Le héros de L’Ombre des Lumières est un méchant. Cynique, arriviste, dépensier, menteur, arrogant, libertin, courtisan, retors, pervers, calculateur, manipulateur, frivole, imbu de son rang autant que de sa personne, dépourvu de toute moralité, le Chevalier Justin Fleuri de Saint-Sauveur a tout pour déplaire. C’est pourtant l’inverse qui advient. On ne peut s’empêcher d’aimer les méchants joliment campés. Surtout quand ils ont le bon ton de voguer d’échec en échec avec une forme de constance.
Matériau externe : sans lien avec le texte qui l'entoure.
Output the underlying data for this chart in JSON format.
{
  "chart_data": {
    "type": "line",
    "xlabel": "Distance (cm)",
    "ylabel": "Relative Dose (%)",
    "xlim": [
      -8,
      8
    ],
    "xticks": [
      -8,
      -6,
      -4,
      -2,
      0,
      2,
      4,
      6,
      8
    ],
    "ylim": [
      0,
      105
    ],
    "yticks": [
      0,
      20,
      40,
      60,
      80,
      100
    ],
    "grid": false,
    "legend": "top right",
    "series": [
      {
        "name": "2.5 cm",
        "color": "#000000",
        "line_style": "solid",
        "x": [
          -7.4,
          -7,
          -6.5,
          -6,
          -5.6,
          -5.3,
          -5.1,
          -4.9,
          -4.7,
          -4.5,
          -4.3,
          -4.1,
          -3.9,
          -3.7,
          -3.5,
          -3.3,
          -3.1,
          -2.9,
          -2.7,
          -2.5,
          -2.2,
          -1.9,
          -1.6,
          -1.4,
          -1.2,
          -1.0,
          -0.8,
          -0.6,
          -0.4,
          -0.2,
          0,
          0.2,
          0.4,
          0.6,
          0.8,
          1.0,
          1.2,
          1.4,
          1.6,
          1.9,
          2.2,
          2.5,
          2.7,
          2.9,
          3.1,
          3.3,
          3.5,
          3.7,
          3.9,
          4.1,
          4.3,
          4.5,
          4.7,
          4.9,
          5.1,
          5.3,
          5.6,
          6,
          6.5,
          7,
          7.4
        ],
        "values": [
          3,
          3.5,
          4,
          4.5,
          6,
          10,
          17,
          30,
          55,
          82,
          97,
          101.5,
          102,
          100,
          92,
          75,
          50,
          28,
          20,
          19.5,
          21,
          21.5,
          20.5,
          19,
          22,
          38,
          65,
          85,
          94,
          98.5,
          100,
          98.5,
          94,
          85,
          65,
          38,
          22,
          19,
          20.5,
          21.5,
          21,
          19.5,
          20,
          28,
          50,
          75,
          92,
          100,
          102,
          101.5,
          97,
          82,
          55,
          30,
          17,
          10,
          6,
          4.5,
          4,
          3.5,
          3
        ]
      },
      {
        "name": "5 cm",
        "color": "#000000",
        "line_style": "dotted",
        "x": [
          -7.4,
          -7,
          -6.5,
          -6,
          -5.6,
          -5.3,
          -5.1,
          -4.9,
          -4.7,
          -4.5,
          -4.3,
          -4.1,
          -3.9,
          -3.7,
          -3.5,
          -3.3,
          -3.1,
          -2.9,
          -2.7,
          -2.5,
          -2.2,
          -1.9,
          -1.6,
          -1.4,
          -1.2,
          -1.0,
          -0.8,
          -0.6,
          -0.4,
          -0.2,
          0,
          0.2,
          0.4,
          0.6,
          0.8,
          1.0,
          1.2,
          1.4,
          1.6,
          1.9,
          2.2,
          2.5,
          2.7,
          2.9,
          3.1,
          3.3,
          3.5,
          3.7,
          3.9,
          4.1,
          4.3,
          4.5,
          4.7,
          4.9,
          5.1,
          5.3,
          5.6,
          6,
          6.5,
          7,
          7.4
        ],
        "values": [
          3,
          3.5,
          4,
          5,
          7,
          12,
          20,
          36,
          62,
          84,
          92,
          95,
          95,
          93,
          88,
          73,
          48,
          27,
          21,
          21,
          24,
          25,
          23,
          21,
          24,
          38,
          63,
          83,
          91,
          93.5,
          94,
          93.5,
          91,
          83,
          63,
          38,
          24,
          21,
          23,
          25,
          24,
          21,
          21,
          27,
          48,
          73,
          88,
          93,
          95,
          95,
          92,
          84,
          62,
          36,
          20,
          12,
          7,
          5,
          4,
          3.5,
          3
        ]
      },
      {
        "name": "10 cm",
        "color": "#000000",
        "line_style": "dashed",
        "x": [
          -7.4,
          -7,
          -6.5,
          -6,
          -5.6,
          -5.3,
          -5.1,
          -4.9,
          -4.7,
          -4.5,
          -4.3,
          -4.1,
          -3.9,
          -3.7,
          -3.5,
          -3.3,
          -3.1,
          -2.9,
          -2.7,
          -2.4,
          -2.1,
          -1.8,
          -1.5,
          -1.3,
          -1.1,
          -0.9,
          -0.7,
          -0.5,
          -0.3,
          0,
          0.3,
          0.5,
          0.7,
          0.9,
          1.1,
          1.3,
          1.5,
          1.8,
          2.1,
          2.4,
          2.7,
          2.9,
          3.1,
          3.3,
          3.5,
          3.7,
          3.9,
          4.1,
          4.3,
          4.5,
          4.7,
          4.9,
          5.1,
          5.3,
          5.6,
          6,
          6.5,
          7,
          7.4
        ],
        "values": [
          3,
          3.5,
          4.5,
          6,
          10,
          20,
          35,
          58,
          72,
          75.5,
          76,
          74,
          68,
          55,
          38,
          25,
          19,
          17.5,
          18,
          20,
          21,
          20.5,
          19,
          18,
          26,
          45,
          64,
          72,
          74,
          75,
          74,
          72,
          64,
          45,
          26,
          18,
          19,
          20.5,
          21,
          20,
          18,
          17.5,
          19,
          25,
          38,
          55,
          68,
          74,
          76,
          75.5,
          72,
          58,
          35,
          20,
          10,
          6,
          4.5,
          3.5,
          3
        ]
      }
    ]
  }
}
Il est un parfait porte-drapeau cette noblesse de cour dont les privilèges ont perdu toute justification sociale depuis qu’elle a été largement dépossédée de sa fonction militaire par l’avènement des armées de métier. Pétrie de titres ronflants renvoyant souvent à des réalités décevantes, refusant par peur de déchoir de se livrer à toute activité commerciale ou industrielle, à la différence de sa cousine anglaise, financièrement dépendante des prébendes du monarque, dépourvue de toute utilité sociale, confite dans un luxe à la limite de l’écœurement, elle vit dans l’obsession d’elle-même et de l’obtention de nouvelles faveurs royales tandis que le peuple gronde de misère.
Une illustration
L'auteur
Pour une biographie détaillée d’Alain Ayroles, je vous renvoie à l’excellente chronique [D]es Indes Fourbes, du non moins excellent Dominique Clausse, publiée le 5 octobre 2019 sur notre site. Notons qu’il a depuis participé aux tomes 13 à 18 de la série Le château des étoiles, éd. Rue de Sèvres, 2020-2021 et a réalisé les deux tomes [D]es chimères de Vénus, éd. Rue de Sèvres, 2021-2023.
Richard Guérineau est envoûté très jeune par le démon de la BD. Après des études d’arts plastiques, sa rencontre en 1991 avec le scénariste Corbeyran marque son entrée dans cet univers et le début d’une fructueuse collaboration : L’As de Pique, éd. Dargaud, puis Delcourt, 1994-1997 et Le Chant des Stryges, éd. Delcourt, 1997-2018 en sont les plus beaux exemples. Parmi ses œuvres plus récentes, on citera le remarqué Henriquet, l’homme reine, éd. Delcourt, 2017 et le très beau Croke Park, Dimanche sanglant à Dublin, éd. Delcourt, 2020.